Je ne prétends nullement que cette question de la « réinsertion » et de « l’accueil des groupes » ne se poserait pas.
Mais c’est prendre les choses sous un aspect réel certes, important, grave, et cependant beaucoup trop subjectif, beaucoup trop restrictif, beaucoup trop limité.
Il se saurait suffire de poser la question de l’accueil « des fidèles attachés à la messe dite de saint Pie V ».
En même temps, ou peut-être d’abord, il s’agit d’accueillir la messe elle-même dans les diocèses d’où elle a été brutalement chassée depuis le 12 novembre 1969.

Autrement dit, il s’agit des droits de la messe elle-même : LA MESSE CATHOLIQUE TRADITIONNELLE, LATINE ET GRÉGORIENNE SELON LE MISSEL ROMAIN DE SAINT PIE V.
Il s’agit de voir comment elle a été chassée des diocèses, y compris de ce que La Croix appelle « le giron romain » ; il s’agit de comprendre pourquoi il faut l’y réintroduire et comment cela pourrait se faire.
D’autant plus qu’on ne saurait l’y réintroduire autrement qu’à son rang, qui est (au moins) celui d’une PRIMAUTÉ D’HONNEUR.

Il est possible que sans Mgr Lefebvre et sa FSSPX, il ait fallu plus longtemps encore pour en arriver au point où nous en sommes aujourd’hui.
Mais il n’y a pas seulement le FSSPX.
Il n’y a pas seulement non plus les autres groupes ou communautés « traditionalistes ».
Il y a la vie des diocèses, où grandit, surtout parmi les jeunes séminaristes, le désir plus ou moins conscient, plus ou moins bien informé, d’une liturgie ayant retrouvé sa dignité, sa piété, sa rectitude explicite, sa solennité traditionnelles.

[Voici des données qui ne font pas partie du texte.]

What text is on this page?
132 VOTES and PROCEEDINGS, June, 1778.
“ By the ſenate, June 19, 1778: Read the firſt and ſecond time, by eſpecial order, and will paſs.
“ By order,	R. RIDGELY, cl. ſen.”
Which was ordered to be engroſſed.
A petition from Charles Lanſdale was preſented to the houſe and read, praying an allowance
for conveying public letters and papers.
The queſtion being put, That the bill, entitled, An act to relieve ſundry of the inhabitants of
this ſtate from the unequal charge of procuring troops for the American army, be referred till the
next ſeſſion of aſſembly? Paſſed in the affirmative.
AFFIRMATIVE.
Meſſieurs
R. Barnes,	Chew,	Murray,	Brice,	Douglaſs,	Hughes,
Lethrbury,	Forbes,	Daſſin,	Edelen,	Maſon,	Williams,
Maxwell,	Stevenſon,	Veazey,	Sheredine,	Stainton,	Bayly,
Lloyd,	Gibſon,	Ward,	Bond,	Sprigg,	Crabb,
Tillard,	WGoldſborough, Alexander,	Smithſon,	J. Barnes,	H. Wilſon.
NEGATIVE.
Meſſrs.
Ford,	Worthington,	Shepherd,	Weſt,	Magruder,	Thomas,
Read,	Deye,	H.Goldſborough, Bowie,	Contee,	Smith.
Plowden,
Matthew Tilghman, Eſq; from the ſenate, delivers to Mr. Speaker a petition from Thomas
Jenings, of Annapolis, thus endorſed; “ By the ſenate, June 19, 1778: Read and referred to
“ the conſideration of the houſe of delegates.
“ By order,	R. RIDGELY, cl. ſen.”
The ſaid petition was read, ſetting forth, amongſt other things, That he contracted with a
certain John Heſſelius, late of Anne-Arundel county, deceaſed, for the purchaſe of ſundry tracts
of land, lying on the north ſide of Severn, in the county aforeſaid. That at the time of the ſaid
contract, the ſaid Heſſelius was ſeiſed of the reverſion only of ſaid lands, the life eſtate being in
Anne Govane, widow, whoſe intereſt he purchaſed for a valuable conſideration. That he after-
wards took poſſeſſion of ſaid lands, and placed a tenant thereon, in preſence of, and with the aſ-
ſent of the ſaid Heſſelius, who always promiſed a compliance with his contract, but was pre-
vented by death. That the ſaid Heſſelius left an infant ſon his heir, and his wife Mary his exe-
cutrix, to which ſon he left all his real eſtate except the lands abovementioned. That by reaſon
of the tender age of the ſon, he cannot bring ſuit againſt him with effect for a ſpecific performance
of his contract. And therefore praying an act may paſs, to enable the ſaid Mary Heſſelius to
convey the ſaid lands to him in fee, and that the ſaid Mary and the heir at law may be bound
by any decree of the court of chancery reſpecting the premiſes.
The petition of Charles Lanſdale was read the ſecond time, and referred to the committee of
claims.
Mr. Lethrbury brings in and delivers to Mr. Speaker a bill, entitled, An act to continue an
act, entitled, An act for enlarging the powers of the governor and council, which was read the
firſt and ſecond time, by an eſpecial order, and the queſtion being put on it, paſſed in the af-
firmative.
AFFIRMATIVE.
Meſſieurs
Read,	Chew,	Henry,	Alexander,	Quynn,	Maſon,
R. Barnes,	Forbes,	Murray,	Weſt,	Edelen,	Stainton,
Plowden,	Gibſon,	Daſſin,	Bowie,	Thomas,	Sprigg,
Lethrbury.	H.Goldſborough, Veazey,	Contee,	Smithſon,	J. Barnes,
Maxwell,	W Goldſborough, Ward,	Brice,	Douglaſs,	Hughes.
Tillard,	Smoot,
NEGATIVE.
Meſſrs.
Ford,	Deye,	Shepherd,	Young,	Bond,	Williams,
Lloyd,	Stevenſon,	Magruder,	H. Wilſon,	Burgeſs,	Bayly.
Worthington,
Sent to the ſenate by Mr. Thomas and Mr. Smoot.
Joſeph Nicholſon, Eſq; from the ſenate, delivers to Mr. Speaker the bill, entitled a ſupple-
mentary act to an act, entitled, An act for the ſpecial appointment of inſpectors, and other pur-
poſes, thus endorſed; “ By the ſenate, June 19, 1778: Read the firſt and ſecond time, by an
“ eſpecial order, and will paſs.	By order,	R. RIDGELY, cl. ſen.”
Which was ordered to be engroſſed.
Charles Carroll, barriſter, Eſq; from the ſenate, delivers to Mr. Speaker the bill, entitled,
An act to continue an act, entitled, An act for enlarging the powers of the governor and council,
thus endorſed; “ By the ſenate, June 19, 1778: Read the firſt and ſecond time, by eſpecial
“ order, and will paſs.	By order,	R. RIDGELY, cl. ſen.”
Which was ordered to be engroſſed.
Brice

Il y a aussi cette catégorie qui a toujours existé, mais qui n’avait jamais été aussi nombreuse : les catholiques non pratiquants. La « révolution d’octobre dans l’Eglise » prêchée par le (futur) cardinal Congar, et très précisément sa révolution liturgique, avait vidé beaucoup d’églises, rendu déserts les séminaires.
Ces eucharisties aux bavardages improvisés, interminables et souvent provocants, ces communions dans la main, ces tristes célébrations debout, avec les embrassades finales, toute cette vulgarité débordante avait atteint au coeur et blessé à mort la piété d’une grande partie du peuple chrétien qui en était devenue « non pratiquante ».
Et les vocations sacerdotales continuent d’en être anesthésiées dans les diocèses.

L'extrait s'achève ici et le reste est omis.